Dragonette Cellars Happy Canyon Sauvignon Blanc 2018
2018 saw a return to the weather of the cooler years such as 2010/2011. Winter rains and a cool early spring helped delay budbreak, while providing for a good soil water profile. Weather was good during set, allowing for reasonable, though not excessive, yields. A warm early summer promoted ripeness, but late August to October was quite cool, with moderate daytime highs, lots of clouds and cold nights. The grapes, generally, moved very slowly toward full ripeness, with harvest in mid-September. Grapes from all vineyards had excellent flavors with plenty of energetic acid.
Brandon Sparks-Gillis met John Dragonette while they were both working at a retail wine shop not far off of the UCLA campus in Westwood. John and Brandon were both there to educate themselves about wine and take the opportunity to immerse themselves into the professional wine world. John was a practicing attorney and Brandon was a recent college grad who picked up the wine bug while traveling and studying geology for a summer in Italy. They began to strike up a friendship based on their common interests and ambitions in the wine world and eventually both moved on to their own winemaking and winegrowing jobs.
For a time, Sparks-Gillis cut his teeth working in a bakery starting at 2a.m. and then commuting to work vineyards in the evening. He then went on to working at Demetria and Sine Qua Non. John Dragonette worked for Fiddlehead and Costal Vineyard Care. In 2003, John and his brother, Steve Dragonette, joined up with Brandon Sparks-Gillis and began to make wine under the Dragonette label with their first commercial release in 2005.
In 2008, Dragonette moved into a warehouse to scale up production, sharing the space and some equipment with Ampelos Cellars, and sourcing fruit from the surrounding Santa Barbara County vineyards. They had always been enamored with the Santa Barbara as a region that made great Sauvignon Blanc, Pinot Noir and Syrah, and they started to develop long-term and close relationships with vineyard owners. They were always hands-on as growers and to this day every site is hand-harvested under the keen eye of Brandon, John, or Steve. As production grew to 5,000 cases, Dragonette moved to their current winery in Buellton with a tasting room twelve minutes away in Los Olivos.
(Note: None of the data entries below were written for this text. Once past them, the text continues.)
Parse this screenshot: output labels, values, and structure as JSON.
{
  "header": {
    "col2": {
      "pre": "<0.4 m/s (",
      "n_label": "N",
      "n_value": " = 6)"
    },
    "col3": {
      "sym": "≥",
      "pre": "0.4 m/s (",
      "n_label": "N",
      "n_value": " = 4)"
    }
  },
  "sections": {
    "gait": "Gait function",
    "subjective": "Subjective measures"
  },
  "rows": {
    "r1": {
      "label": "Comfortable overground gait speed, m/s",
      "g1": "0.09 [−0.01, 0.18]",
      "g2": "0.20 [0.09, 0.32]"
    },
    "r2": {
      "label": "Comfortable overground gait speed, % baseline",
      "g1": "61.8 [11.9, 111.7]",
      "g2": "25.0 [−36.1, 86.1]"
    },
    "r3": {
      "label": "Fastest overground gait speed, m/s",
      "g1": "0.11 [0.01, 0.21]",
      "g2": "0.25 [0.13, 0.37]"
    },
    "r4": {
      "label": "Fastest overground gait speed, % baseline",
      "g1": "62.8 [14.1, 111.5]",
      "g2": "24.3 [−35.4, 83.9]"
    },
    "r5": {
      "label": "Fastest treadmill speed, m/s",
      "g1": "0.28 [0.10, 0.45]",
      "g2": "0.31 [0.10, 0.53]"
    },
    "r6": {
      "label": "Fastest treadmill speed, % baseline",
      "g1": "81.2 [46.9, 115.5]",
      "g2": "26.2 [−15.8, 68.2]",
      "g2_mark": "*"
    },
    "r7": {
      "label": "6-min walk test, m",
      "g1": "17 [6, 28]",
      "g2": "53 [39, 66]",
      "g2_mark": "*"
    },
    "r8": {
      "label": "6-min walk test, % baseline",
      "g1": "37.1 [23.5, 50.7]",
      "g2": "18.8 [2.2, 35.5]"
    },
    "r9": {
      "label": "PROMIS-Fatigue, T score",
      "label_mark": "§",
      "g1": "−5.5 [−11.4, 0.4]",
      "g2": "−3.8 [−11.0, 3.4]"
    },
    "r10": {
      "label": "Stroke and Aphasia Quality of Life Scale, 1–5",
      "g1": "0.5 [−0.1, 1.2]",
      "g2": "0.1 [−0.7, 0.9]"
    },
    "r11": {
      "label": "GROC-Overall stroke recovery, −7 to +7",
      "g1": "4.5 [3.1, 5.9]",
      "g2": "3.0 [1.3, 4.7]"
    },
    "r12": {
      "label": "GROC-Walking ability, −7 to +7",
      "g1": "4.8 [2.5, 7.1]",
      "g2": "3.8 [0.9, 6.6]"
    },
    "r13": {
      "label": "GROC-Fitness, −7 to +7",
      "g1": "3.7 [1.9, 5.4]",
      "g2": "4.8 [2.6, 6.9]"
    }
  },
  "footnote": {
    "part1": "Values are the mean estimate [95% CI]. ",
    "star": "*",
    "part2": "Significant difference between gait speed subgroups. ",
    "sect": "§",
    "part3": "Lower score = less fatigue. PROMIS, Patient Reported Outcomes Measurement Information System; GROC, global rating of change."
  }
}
The depth of Dragonette’s wines begin in the vineyard with rigorous attention to detail to canopy management and crop yields. The clusters are gently handled during harvest and processing and then fermented with indigenous yeasts. There are no manipulations of the wine in the cellar either. Racking and the use of new oak is absolutely minimal. Only portions of the Pinot Noir lots are fermented with a very small amount of whole clusters, and Dragonette’s red wines are bottled unfined and unfiltered.
As vignerons, they have committed themselves, above all else, to the mindful farming of precise blocks in exceptional vineyards for low yields and high quality and to the shepherding of these grapes into wines of purity, complexity and balance. Given the remarkable climatic and soil diversity in Santa Barbara County, Dragonette Cellars produces small lots of Pinot Noir, Sauvignon Blanc and Syrah of interest and distinction.
Capable of a vast array of styles, Sauvignon Blanc is a crisp, refreshing variety that equally reflects both terroir and varietal character. Though it can vary depending on where it is grown, a couple of commonalities always exist—namely, zesty acidity and intense aromatics. This variety is of French provenance. Somm Secret—Along with Cabernet Franc, Sauvignon Blanc is a proud parent of Cabernet Sauvignon. That green bell pepper aroma that all three varieties share is no coincidence—it comes from a high concentration of pyrazines (herbaceous aromatic compounds) inherent to each member of the family.